1953 geht er mit ein paar Worten Französisch für einige Jahre nach Paris, um die Rechte zu studieren. Konvertiert zum Katholizismus. Lernt, neugierig, selbstbewusst, intelligent, Sartre kennen und de Beauvoir. Bekommt von ihnen "sein theoretisches Rüstzeug für den Kampf um Gerechtigkeit." Konvertiert zum Sozialismus. Bewirbt sich für eine Assistentenstelle der Uno im Kongo, der von Belgien 1961 in die Unabhängigkeit entlassen wurde. Bekommt dort sein praktisches Rüstzeug. Sieht Kinder "im Elend verrecken, weil Belgien sich einen Dreck scherte, wie es mit dem Kongo weitergeht." In diesem Augenblick schwor er sich: "Nie mehr möchte ich auf der Seite der Henker stehen."

In Genf, drei Jahre später, traf er auf Che Guevara, der einer Konferenz im Interconti beisaß. Ziegler, Bewunderer Ches, begleitete ihn während sechs Wochen lang, fuhr ihn durch die Stadt in den Sitzungspausen. Am Ende wollte Ziegler, dreißigjährig und glühend für die Idee einer besseren Welt, ihm nach Kuba folgen. Den Sozialismus in seiner reinen Form erleben. Doch Che sagte ihm: "Schau Dich um, Juan. All die Banken, Versicherungen, die teuren Hotels, die mächtigen Firmen. Hier bist Du im Gehirn des Ungeheuers! Was willst Du mehr? Dein Schlachtfeld ist hier."

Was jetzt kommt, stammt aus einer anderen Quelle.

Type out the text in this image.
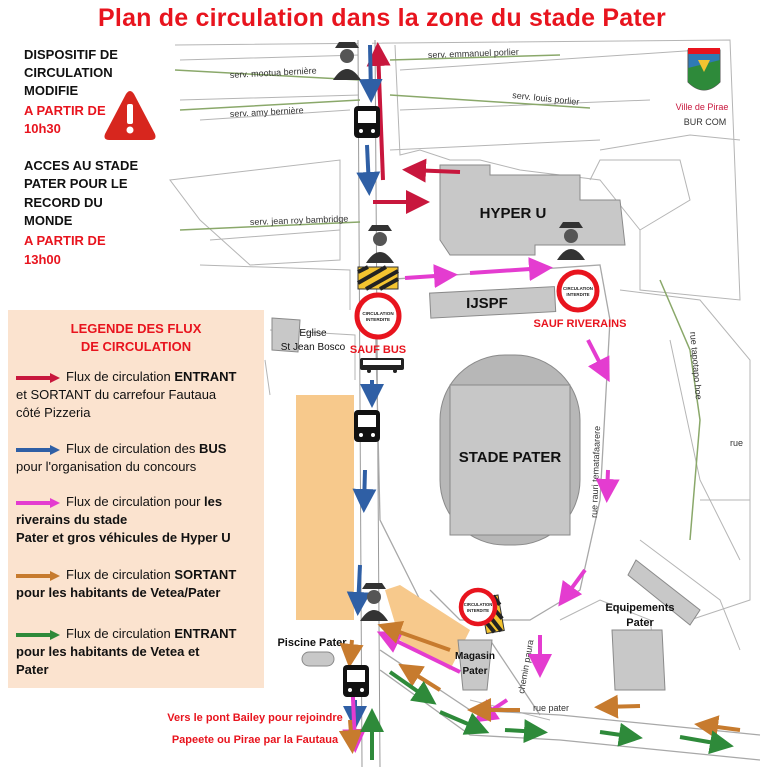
serv. emmanuel porlier
serv. mootua bernière
serv. louis porlier
serv. amy bernière
serv. jean roy bambridge
rue tapotapo hoe
rue rauri tematafaarere
chemin paura
rue pater
rue
HYPER U
IJSPF
Eglise
St Jean Bosco
STADE PATER
Equipements
Pater
Piscine Pater
Magasin
Pater
CIRCULATION
INTERDITE
CIRCULATION
INTERDITE
CIRCULATION
INTERDITE
SAUF BUS
SAUF RIVERAINS
Ville de Pirae
BUR COM
Plan de circulation dans la zone du stade Pater
DISPOSITIF DE
CIRCULATION
MODIFIE
A PARTIR DE
10h30
ACCES AU STADE
PATER POUR LE
RECORD DU
MONDE
A PARTIR DE
13h00
LEGENDE DES FLUX
DE CIRCULATION
Flux de circulation ENTRANT
et SORTANT du carrefour Fautaua
côté Pizzeria
Flux de circulation des BUS
pour l'organisation du concours
Flux de circulation pour les
riverains du stade
Pater et gros véhicules de Hyper U
Flux de circulation SORTANT
pour les habitants de Vetea/Pater
Flux de circulation ENTRANT
pour les habitants de Vetea et
Pater
Vers le pont Bailey pour rejoindre
Papeete ou Pirae par la Fautaua
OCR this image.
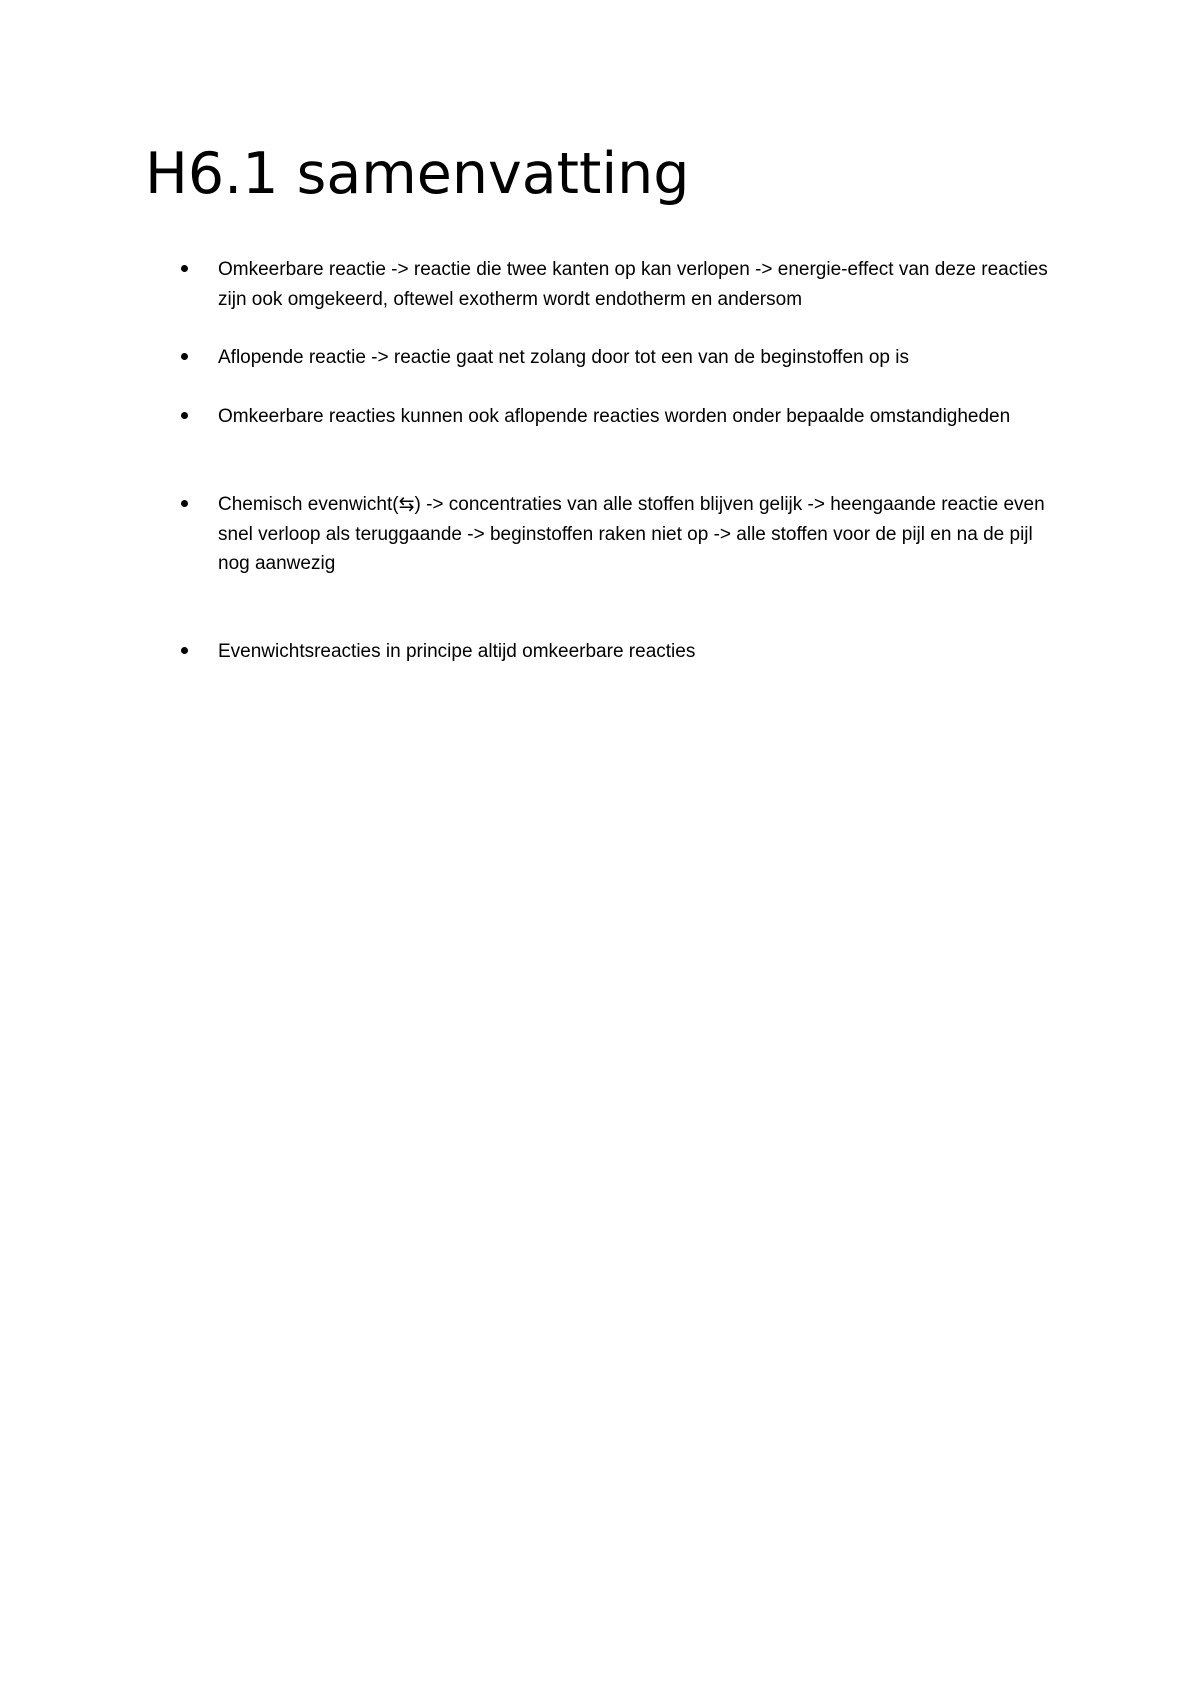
H6.1 samenvatting

Omkeerbare reactie -> reactie die twee kanten op kan verlopen -> energie-effect van deze reacties zijn ook omgekeerd, oftewel exotherm wordt endotherm en andersom

Aflopende reactie -> reactie gaat net zolang door tot een van de beginstoffen op is

Omkeerbare reacties kunnen ook aflopende reacties worden onder bepaalde omstandigheden

Chemisch evenwicht(⇆) -> concentraties van alle stoffen blijven gelijk -> heengaande reactie even snel verloop als teruggaande -> beginstoffen raken niet op -> alle stoffen voor de pijl en na de pijl nog aanwezig

Evenwichtsreacties in principe altijd omkeerbare reacties
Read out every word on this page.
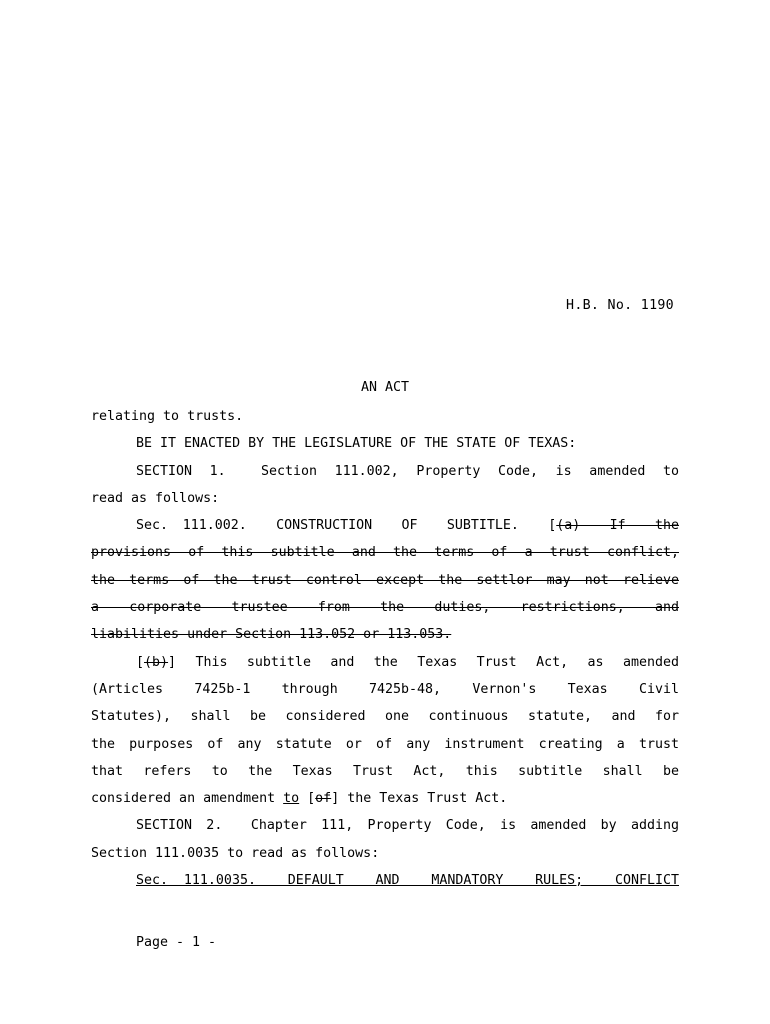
H.B. No. 1190
AN ACT
relating to trusts.
BE IT ENACTED BY THE LEGISLATURE OF THE STATE OF TEXAS:
SECTION 1.  Section 111.002, Property Code, is amended to
read as follows:
Sec. 111.002.  CONSTRUCTION  OF  SUBTITLE.  [(a)  If  the
provisions of this subtitle and the terms of a trust conflict,
the terms of the trust control except the settlor may not relieve
a  corporate  trustee  from  the  duties,  restrictions,  and
liabilities under Section 113.052 or 113.053.
[(b)]  This  subtitle  and  the  Texas  Trust  Act,  as  amended
(Articles  7425b-1  through  7425b-48,  Vernon's  Texas  Civil
Statutes), shall be considered one continuous statute, and for
the purposes of any statute or of any instrument creating a trust
that  refers  to  the  Texas  Trust  Act,  this  subtitle  shall  be
considered an amendment to [of] the Texas Trust Act.
SECTION 2.  Chapter 111, Property Code, is amended by adding
Section 111.0035 to read as follows:
Sec. 111.0035.  DEFAULT  AND  MANDATORY  RULES;  CONFLICT
Page - 1 -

Ziegler entschied, den Rat anzunehmen. Zu bleiben in Genf. Zu kämpfen. Bis heute. Und für wie lange noch? Ziegler, reich nur an Schulden aus unzähligen Verleumdungsklagen, wird nicht aufhören, weiter schießen und also weiter schreiben. Markus Krebser, Freund und Mitschüler aus Kindertagen, sagt: "Ziegler wird keine Altersruhe finden." Er darf es wohl auch nicht, denn er kann jetzt nicht plötzlich schweigen, nur weil die Zeit auch für ihn keine Pause einlegt und ihn bald sechsundsiebzig werden lässt. Dafür ist seine Stimme zu wichtig. Meinen jene, die ihm wohl gesinnt sind.

Vor sechs Wochen bekam er Besuch von der Witwe Che Guevaras. Alle paar Jahre sehen sich die beiden. Bei der Verabschiedung sagte sie ihm: "Er hat Dich gemocht!"

Ziegler sagt: "Che war ein wirklich großer Kämpfer." Er dreht seine Handflächen nach oben. "Ich bin ja nur ein ganz banaler, kleinbürgerlicher Mensch." Jean Ziegler begleitet bis hinaus zum Auto. Er umarmt und küsst auf die Wange. "Alles Gute für Dich."